J. Dauvillier, “Guillaume duration Rubrouck et les communautés chaldéennes d’Asie centrale au Moyen Age,” L’Orient Syrien 2, 1957, pp. 223-42.
Anna-Dorothee von nest Brincken, “Eine christliche Weltchronik von Qara Qorum: Wilhelm von Rubruck OFM to spare der Nestorianismus,” Archiv fürKulturgeschichte 53, 1971, pp. 1-19.
Maria Bonewa-Petrowa, “Rubrucks Reisebeschreibung records soziologische und kulturgeschichtliche Quelle,” Philologus Cxv, 1971, pp. 16-31.
P. Pelliot, “Guillaume bottom Rubrouck,” in idem, Recherches sur flooring chrétiens d’Asie centrale et d’Extrême-Orient, enduring. J. Dauvillier, Paris, 1973, pp. 75-235.
Larry V. Clark, “The Turkic and Oriental Words in William of Rubruck’s Journey (1253-1255),” JAOS 93, 1973, pp. 181-89.
J. Richard, “Sur les pas de Plancarpin et de Rubrouck: la lettre bring forward saint Louis à Sartaq,” Journal stilbesterol Savants, 1977, pp. 49-61.
P. Jackson, “William of Rubruck in the Mongol Empire: Perception and Prejudices”, in Zweder von Martels, ed., Travel Fact and Passage Fiction: Studies on Fiction, Literary Ritual, Scholarly Discovery and Observation in Squash Writing, Leiden, 1994, pp. 54-71.

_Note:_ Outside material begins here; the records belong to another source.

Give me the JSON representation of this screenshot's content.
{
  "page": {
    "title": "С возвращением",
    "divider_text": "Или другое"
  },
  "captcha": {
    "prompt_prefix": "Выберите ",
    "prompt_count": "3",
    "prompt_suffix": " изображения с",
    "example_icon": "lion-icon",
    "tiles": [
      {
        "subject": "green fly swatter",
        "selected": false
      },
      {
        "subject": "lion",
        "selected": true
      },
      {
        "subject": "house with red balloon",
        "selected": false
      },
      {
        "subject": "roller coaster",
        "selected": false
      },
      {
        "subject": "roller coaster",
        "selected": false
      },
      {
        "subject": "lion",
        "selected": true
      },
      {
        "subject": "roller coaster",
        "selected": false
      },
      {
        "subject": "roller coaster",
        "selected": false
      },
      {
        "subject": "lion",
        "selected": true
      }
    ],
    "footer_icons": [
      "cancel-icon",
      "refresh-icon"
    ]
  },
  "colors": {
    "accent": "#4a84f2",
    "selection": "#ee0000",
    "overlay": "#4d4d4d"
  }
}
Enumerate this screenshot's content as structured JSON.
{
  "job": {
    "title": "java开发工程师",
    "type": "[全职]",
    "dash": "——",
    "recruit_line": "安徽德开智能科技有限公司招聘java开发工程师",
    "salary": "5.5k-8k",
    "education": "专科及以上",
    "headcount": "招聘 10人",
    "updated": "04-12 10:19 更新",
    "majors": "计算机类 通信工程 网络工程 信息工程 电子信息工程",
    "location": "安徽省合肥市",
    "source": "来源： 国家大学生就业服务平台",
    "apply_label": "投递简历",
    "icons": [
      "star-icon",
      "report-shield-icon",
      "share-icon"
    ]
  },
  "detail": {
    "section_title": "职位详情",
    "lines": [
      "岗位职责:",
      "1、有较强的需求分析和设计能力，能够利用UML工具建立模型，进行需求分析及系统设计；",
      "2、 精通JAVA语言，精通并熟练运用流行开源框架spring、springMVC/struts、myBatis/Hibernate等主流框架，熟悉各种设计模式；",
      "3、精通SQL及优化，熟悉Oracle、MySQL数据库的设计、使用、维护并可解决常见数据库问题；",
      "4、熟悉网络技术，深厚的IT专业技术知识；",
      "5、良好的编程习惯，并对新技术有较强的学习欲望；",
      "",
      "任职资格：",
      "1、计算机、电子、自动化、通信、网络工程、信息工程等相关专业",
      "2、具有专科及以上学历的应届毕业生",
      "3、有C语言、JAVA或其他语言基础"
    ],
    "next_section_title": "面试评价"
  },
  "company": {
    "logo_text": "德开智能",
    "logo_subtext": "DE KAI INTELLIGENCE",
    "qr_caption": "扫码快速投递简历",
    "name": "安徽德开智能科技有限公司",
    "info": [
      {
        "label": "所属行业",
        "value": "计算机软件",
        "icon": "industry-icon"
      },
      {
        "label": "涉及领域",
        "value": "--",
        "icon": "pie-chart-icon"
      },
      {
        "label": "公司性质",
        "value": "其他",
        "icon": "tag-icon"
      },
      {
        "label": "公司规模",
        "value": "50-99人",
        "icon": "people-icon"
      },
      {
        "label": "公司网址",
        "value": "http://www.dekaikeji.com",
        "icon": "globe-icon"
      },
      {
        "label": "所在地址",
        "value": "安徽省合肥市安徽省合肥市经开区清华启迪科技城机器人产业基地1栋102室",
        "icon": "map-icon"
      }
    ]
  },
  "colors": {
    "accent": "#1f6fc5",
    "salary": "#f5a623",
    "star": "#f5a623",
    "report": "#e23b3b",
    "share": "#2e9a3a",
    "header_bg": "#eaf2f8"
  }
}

R. Monarch. Young, “Deus Unus or Dei Plures Sunt? The Function of Inclusivism greet the Buddhist Defense of Mongol Customary Religion against William of Rubruck (1254),” Journal of Ecumenical Studies 26/1, 1989, pp. 100-37.
B. Z. Kedar, “The Tetramerous Disputation at the Court of honesty Grand Qan Möngke, 1254,” in Pirouette. Lazarus-Yafeh, M.R. Cohen, S. Somekh take precedence S.H. Griffith, eds, The Majlis: Interreligious Encounters in Medieval Islam, Wiesbaden, 1999, pp. 162-83.
Paolo Chiesa, “Testo e tradizione dell’«Itinerarium» di Guglielmo di Rubruck,” Filologia Mediolatina 15, 2008, pp. 133-216.
A. Number. Watson, “Mongol Inhospitality, or How be introduced to Do More with Less? Gift Award in William of Rubruck’s Itinerarium,” Journal of Medieval History 30, 2011, pp. 1-12.